Rugby World Cup - Life Insurance & BMI
11 Oct 2019
We'll get to rugby in a moment but first, picture Dwayne “The Rock'' Johnson. He's a man with a very specific type of physique: he's utterly huge and fit as a fiddle; he boasts a low body fat percentage and muscles the size of a child's head.
Surely he's the kind of clean-living, fitness fanatic that life insurers love, right?
Not exactly. It may come as a shock, but Dwayne “The Rock” Johnson is obese. Going by the BMI guidelines, anyway. He's a bemuscled man-mountain, but he's so overweight that many UK life insurers would raise a corporate eyebrow (that's a wrestling reference, now).

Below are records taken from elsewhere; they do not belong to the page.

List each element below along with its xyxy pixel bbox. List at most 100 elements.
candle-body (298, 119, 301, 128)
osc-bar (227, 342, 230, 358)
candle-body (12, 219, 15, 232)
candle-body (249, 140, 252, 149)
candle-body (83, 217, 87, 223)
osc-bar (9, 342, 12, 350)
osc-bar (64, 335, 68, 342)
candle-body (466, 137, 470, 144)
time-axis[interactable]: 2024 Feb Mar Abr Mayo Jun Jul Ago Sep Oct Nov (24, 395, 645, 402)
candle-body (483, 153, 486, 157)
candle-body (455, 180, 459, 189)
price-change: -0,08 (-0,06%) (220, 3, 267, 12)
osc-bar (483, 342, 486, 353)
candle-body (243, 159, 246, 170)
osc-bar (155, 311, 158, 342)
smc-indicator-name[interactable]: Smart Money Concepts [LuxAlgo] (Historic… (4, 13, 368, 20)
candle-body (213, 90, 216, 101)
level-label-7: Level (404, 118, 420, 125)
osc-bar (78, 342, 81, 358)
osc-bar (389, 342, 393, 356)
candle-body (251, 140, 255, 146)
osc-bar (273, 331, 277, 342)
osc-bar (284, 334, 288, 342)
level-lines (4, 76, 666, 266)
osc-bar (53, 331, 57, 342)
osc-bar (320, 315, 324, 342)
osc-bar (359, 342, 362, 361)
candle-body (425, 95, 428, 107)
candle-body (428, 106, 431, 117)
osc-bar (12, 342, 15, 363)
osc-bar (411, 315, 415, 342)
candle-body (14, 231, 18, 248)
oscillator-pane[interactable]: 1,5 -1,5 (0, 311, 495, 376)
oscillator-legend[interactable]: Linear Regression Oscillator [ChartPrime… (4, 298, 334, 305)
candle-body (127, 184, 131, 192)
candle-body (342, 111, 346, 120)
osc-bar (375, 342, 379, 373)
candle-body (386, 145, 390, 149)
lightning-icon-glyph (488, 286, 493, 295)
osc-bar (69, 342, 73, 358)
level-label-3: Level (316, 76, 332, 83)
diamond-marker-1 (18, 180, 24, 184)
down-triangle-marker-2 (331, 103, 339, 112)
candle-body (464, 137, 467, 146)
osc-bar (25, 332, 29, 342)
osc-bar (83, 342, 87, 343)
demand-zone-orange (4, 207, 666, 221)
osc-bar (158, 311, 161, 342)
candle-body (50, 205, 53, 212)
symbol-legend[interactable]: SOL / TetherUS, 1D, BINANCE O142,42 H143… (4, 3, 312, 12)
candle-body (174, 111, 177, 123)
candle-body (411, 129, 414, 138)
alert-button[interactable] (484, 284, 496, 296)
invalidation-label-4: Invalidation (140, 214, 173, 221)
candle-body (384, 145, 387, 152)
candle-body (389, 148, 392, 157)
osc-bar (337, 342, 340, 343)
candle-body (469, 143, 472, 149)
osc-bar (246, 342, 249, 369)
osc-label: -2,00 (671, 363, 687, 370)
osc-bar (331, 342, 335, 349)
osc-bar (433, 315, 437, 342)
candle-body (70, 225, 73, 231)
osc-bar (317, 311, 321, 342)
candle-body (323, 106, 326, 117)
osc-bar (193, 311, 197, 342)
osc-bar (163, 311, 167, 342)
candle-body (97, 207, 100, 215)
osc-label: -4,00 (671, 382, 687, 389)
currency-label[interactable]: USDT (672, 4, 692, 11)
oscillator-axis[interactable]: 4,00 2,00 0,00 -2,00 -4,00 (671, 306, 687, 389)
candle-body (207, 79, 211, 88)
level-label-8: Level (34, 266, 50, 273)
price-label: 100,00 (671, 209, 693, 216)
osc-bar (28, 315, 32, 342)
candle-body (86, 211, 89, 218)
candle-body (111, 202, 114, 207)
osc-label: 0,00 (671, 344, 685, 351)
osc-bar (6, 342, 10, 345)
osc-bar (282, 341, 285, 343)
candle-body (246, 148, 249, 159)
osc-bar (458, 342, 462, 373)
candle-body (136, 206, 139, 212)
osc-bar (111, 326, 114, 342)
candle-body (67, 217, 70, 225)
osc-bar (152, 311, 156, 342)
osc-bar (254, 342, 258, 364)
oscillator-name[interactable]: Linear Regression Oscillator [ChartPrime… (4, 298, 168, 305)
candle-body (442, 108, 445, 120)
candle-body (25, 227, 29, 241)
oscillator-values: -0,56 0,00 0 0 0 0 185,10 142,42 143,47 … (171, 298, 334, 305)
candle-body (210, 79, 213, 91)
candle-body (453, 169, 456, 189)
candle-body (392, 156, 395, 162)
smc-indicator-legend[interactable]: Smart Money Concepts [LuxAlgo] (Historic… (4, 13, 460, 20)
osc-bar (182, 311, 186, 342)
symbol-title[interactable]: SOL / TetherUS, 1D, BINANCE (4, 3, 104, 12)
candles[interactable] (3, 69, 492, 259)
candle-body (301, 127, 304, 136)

The same dynamics play for rugby pros. A bigger Body Mass Index (BMI) might make you harder to knock down, but it’ll likely knock up your life insurance premiums.
What is BMI?
By now you probably know this, but BMI is a simple calculation that uses a person’s weight and height to categorise them as underweight, healthy, overweight or obese. It’s widely agreed that a healthy BMI lies between 18.5 and 24.9. Anything between 25-30 is deemed overweight.
The Rock has a reported BMI of 30.7 - he's technically in the obese category. And many burley rugby players, especially the big lads at the back, are in a similar spot.
It might sound unfair but there's method to it. Years ago, UK life insurers were pretty forgiving on the old BMI. A person could get decent insurance even up to the morbidly obese range of 38. But around a decade ago, BMI was very much en-vogue and insurers started paying closer attention to it as a major determining factor in health.
Post-BMI, insurers started tightening up. An emphasis on BMI meant premiums were likely to rise when they reached the overweight and obese categories.
Bit harsh, no?
Rugby pros, weight lifters, Dwayne Johnson - they might sound like they belong in a special category of their own. On the BMI chart they may be overweight or even obese but they're more muscle than fat and super, super fit. Turns out that’s not the case.
“You might take a life insurance policy out over 30 years,” says Marie Bedding, a 15-year LifeSearcher, “but an insurer will see it as you’re young fit and healthy now, but in 10 years time, are you still going to be?
“Will you still be training, competing and doing the same stuff in the gym? Or is that muscle going to be replaced with podge?”
Waist size, halfs and wingers
Harsh and black and white as it all sounds, some insurers do make allowances. One, for example, asks for a person's waist size to reconcile a BMI anomaly. With a whopping BMI and a normal waist, it's easy to determine that your mass is muscle and not fat. With that, premiums may come down.
But the logic still holds. Will all that muscle still be there in 10 years, before your policy's even half way in? Most insurers still take this view.
“No one's saying that being a rugby player will definitely cost you,” says Marie, “but the more muscular you are, the harder it’ll be to maintain that tip-top physique for the next 30 years.
“The middle-aged spread can hit like a ton of bricks, especially when your playing days are behind you, so we have to think ahead.
“Scrum Halfs, Fly Halfs and Wingers tend to be leaner, so have a BMI in the healthy zone. For those players, premiums maybe won't be affected. But your props and hookers are likely to be larger, pushing BMI to a range where premiums typically go up.”
The final whistle
Like anyone else, life insurers can’t see into the future either. We can only guess what The Rock will look like in 20 years. But with an A-lister acting career, a team of trainers and enough money to fill a wrestling ring, you can bet your bottom dollar he’ll still look tip-top.
For the rugby players out there who intend to grow old gracefully and enjoy a more normal journey into their middle ages, the pricier premiums might begin to make sense.